Segundo as Atas, ainda encerrada na prisão, teve uma visita do anjo do Senhor, que a curou imediatamente. No outro dia foi apresentada a Quinciano, que determinou que a arrastassem sobre um pavimento semeado de vidros e carvões acesos. Houve grande tremor de terra e morreu na prisão de joelhos em oração.

Um hino falsamente atribuído a são Dâmaso, de autor posterior ao ilustre papa ibérico, recolhe com devoção e arte as glórias da virgem siciliana: " Hoje brilha o dia de Águeda, ilustre virgem; Cristo une-a consigo e coroa-a com duplo diadema. De ilustre prosápia, formosa e bela; mais ilustre, porém, pelas obras e pela fé, reconhece a vaidade da prosperidade terrena e sujeita o coração aos divinos preceitos. Bastante mais forte que os seus cruéis verdugos, expôs os membros aos açoites. A fortaleza do seu coração mostra-a claramente o seu peito torturado. Ao cárcere, que se converteu em delicioso paraíso, desce o pastor Pedro para confortar a sua ovelhinha. Recobrando novo alento e acesa em novo zelo, alegre corre para os açoites.

A multidão pagã que foge amedrontada, diante do fogo do Etna, recebe as consolações de Águeda.

A todos os que recorrem fiéis à sua proteção extingue-lhes Águeda os ardores da concupiscência.

Agora que ela, como esposa, resplandece no céu, interceda perante o Senhor por nós miseráveis.

E queira, sim, enquanto nós lhe celebramos a festa, ser-nos propícia a todos quantos deferimos as suas glórias".

O martírio de Águeda aconteceu durante o império de Décio, no seu terceiro consulado, no ano de 251.

O povo costuma pedir a sua intercessão para protegê-lo contra a lava do vulcão Etna.
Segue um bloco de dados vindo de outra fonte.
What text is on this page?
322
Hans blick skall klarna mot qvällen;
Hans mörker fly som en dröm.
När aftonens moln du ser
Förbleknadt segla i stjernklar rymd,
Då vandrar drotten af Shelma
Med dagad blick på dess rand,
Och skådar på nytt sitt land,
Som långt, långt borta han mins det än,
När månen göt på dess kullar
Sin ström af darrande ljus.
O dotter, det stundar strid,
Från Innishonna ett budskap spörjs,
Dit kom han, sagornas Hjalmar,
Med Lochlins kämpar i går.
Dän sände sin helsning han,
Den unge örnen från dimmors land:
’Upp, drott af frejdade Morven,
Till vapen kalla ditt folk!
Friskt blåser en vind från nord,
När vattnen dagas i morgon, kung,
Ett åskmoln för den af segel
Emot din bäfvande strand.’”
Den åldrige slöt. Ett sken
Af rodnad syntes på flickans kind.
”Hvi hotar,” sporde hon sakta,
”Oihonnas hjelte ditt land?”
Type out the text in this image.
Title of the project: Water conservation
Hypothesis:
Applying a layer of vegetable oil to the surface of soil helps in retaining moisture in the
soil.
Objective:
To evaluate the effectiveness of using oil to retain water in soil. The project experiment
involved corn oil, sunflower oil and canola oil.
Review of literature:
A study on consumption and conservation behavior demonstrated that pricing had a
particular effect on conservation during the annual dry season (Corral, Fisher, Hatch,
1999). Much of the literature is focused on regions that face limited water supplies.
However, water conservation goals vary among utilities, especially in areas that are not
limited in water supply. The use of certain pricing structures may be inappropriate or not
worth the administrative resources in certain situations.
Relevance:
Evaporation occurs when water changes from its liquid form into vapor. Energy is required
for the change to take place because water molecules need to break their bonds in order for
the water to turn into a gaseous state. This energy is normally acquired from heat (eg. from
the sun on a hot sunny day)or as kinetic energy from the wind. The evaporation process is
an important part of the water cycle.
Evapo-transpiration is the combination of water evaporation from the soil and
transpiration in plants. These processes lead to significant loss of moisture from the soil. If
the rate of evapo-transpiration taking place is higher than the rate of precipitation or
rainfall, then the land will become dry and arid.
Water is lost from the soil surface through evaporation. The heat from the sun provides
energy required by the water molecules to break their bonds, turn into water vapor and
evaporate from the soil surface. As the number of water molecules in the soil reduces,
Segundo contam, ela parou as lavas do vulcão depois do seu martírio.

Observando esse exemplo de fidelidade até o martírio, devemos pedir sua intercessão para os tempos de hoje, quando é propagada uma cultura do prazer, e a consciência de que somos templos do Espírito Santo, casa de Deus, pois fomos regenerados pelo sangue do Cordeiro, portanto, o nosso corpo foi santificado.

Nós, cristãos batizados, somos chamados a guardar a castidade, independente do nosso estado de vida. E Santa Águeda foi fiel ao seu propósito diante de Deus de permanecer virgem e pura, sem macular pelo pecado o seu corpo. Com certeza, a sua experiência com o amor de Deus foi tão profunda que resoluta decidiu-se a não dividir o seu coração com nenhum outro amor a não ser o dele.

Se não buscarmos uma experiência com o amor de Deus, que invade as nossas vidas e nos transforma, não teremos força para sermos fiéis até o fim, fraquejaremos diante das seduções que o mundo nos apresenta. Porém, se experimentamos esse amor, na oração e no dia-a-dia, certamente seremos fiéis como foi Santa Águeda.

A Igreja de hoje precisa de homens e de mulheres que busquem e testemunhem o ideal da pureza como essa Santa o viveu.